How Can You Tell Ethical Animal Tourism Apart?
Consider this test for any activities you consider that include animals. if it seems weird that a large animal, a hunter, is so docile it lets you pet it – something is not right. If you have a large animal in a small place i.e. a crocodile you can swim within a cage in a small pool, chances are, something is not right. If there are whips and chains and the like involved to provide a performance or even just to keep the animal in line, things are not right. Posing with the animals, hmmm why are they so willing to let you near them?
Let's face it, with sanctuaries looking amazing, it can be hard to spot what is truly aiding the protection and conservation of animals and what isn't. Awareness is the key. We must do our due diligence and vote with our dollars to support organizations that are doing right by animals. Whenever in doubt there is only one answer: Don't do it.

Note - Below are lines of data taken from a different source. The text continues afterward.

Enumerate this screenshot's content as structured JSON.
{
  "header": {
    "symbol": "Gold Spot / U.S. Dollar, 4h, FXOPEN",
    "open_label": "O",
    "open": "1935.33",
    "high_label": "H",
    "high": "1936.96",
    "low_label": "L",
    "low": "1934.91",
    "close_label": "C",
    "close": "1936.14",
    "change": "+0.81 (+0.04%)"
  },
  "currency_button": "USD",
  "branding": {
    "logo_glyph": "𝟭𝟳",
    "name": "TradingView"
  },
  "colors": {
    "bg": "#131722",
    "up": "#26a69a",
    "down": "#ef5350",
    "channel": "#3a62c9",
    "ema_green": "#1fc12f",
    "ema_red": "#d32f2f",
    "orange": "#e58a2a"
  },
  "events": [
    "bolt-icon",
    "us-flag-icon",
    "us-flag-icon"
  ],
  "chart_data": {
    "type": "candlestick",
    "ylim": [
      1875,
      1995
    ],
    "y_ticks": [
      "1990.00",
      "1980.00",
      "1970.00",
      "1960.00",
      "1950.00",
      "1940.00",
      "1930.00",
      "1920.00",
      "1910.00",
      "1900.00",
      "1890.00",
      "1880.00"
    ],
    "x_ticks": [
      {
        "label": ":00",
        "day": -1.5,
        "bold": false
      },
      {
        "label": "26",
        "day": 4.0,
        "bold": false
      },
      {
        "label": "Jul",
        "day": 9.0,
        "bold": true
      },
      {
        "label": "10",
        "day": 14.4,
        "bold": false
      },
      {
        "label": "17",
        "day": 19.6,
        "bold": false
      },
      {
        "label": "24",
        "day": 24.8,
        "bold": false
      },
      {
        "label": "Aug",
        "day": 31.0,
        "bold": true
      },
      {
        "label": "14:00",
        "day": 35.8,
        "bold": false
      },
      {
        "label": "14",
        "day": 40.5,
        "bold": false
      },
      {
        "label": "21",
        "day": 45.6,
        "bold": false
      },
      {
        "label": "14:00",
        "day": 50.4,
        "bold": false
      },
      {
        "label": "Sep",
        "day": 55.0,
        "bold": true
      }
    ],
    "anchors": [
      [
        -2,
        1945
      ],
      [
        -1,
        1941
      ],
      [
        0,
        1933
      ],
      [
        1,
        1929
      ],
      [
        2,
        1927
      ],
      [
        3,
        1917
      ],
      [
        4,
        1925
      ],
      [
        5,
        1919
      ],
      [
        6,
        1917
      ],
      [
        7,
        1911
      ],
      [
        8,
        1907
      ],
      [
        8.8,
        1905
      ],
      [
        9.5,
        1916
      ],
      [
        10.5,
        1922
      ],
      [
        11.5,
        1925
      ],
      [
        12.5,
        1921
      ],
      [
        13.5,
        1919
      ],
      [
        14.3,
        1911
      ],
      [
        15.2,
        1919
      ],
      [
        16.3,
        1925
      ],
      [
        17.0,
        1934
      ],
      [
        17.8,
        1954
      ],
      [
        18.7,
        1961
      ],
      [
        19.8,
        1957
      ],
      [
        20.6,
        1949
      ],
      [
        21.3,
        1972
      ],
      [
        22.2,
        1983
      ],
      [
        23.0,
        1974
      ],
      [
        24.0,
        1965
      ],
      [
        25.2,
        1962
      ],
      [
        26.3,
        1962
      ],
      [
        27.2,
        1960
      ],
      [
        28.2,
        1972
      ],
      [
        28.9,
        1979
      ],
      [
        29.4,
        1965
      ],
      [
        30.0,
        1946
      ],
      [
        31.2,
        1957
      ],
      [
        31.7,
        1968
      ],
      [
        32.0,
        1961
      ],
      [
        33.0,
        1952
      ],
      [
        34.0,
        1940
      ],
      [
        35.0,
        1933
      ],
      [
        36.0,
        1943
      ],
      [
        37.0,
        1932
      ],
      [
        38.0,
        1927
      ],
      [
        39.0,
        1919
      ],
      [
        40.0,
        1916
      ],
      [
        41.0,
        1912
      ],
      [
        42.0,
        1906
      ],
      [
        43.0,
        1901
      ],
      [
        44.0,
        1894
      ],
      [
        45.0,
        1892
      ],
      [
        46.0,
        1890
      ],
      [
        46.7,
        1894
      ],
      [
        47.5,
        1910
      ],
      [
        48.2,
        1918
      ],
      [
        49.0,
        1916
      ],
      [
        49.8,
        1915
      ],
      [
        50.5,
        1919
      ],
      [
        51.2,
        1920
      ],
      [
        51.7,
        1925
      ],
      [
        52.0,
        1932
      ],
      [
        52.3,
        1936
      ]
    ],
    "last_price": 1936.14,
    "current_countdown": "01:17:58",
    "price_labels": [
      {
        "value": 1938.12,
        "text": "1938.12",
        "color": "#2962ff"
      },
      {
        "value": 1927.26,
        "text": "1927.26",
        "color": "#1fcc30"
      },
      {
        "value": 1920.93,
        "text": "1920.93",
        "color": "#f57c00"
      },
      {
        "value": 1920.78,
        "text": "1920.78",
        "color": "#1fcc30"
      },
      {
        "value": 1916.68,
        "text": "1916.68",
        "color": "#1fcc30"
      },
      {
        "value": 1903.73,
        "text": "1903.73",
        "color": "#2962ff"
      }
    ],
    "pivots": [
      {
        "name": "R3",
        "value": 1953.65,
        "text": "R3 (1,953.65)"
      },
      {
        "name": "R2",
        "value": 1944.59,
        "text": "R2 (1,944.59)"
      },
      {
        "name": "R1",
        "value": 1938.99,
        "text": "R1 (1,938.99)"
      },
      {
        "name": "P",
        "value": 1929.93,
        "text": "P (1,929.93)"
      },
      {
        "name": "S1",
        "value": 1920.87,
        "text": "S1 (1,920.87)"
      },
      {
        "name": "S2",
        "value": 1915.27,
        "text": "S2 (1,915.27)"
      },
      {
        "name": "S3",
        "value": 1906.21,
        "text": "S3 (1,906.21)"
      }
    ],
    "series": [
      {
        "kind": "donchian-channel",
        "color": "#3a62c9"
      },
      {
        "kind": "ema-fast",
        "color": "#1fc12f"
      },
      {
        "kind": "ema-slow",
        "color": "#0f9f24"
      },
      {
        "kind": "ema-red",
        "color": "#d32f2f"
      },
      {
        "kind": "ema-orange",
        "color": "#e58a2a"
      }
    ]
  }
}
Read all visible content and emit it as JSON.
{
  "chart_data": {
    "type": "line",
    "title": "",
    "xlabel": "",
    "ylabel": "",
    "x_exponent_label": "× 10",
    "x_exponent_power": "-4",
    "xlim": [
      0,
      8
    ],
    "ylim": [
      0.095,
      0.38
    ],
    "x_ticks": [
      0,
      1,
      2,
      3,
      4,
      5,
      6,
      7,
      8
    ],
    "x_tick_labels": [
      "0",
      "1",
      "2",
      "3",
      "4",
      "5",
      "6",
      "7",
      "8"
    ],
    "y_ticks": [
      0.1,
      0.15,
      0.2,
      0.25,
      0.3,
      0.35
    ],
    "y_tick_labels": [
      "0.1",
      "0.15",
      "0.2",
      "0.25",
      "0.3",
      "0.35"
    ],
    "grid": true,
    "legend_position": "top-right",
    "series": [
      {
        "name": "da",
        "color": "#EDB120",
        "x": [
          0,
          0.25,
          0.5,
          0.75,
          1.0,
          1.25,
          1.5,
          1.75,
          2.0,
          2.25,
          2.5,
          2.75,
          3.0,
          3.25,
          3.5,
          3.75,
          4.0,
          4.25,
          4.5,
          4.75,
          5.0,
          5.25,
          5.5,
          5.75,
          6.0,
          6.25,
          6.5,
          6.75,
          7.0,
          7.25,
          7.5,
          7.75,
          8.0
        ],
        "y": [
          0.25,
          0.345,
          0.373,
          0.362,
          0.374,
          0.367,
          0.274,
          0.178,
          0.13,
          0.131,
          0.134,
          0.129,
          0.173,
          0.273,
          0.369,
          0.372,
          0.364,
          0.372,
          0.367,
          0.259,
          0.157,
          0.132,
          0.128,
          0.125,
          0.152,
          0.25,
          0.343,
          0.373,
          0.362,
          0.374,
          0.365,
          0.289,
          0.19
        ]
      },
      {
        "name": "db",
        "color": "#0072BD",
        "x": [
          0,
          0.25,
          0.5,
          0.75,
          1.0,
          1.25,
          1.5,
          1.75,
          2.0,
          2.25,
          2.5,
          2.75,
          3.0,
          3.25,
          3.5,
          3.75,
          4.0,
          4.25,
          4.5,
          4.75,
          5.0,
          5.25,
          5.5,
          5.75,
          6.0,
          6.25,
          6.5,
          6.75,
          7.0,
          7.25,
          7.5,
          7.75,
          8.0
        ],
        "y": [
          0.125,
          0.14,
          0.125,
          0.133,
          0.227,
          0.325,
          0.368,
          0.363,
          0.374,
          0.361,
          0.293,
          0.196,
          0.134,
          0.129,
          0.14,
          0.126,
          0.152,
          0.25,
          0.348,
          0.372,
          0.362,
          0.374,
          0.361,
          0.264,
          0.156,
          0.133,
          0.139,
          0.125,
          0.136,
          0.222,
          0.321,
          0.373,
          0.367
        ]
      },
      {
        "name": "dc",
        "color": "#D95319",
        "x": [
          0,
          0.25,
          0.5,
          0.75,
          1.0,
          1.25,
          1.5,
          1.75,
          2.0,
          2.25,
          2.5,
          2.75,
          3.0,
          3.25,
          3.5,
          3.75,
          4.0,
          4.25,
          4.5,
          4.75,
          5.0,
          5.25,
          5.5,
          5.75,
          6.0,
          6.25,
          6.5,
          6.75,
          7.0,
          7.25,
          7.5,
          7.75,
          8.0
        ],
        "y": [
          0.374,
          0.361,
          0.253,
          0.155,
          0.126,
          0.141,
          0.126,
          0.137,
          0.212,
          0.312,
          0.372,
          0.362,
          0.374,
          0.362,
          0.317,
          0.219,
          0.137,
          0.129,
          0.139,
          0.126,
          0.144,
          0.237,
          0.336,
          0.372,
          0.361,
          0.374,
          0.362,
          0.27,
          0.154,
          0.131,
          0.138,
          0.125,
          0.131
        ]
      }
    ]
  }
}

Now, this article is not here to say, stay away from animals altogether. There are many organizations out there devoted to the protection, conservation, rehabilitation, and unconditional love and support of animals. There are thousands of selfless souls working hard to rescue and protect animals from bad situations while also seeking to educate people. Find and Support them!
How Can You Choose An Animal-Friendly Holiday?
- Refuse to attend things like zoos, wildlife parks, aquariums, animal performances, animal 'selfies', any sort of cuddling, holding, or playing with wildlife.
- Avoid any wildlife experiences that support baiting, animal calls, or any unnatural way of luring the animals to you. By reducing the demand for the 'experience' and reducing the money to be made from them, you are reducing the supply.
- Don't pay to have your picture taken with animals that have been taken from the wild. They have highly likely been abused to get them to behave around tourists.
- Report any case of animal cruelty you see, note the date, time, location, type, and number of animals involved. Record what you have seen on film or take photographs if you possibly can. However, do not put yourself in danger.
- It is vital to lodge your concerns locally to the local tourist offices, local police, a local animal welfare society, or your tour operator.
- Stop purchasing animal products as souvenirs! Purchasing animal products creates demand for them. This means anything from coral earrings to snakeskin belts to a rhino horn and more. By making the conscious decision to stop purchasing animal products, you stop the fatal end they could be facing. These animals are often captured from the wild, badly cared for, and trained using inappropriate and cruel methods
- Avoid animals for entertainment or transport.
- Don't support things like cockfights, bullfights, and the like, even if it is considered being part of the culture.
- Do your research! There are many amazing animal organizations out there who offer the chance for you to see animals in the wild in a responsible manner – ensuring that animals and their habitats are not disturbed whilst you get a great experience. These organizations will not only provide the experience but will also educate you about the wildlife along the way.
- Hire a local guide who's interested in the well-being and conservation of the animals. They will know their terrain intimately, what you can see and where and will be keen to show you and educate you about the species you'll see.
Want to make a difference? You can! By making better choices yourself and spreading the knowledge around ethical animal tourism with others. If we all start saying no to unethical treatment of animals, even better reducing the demand for such practices, we can start seeing a difference in the world.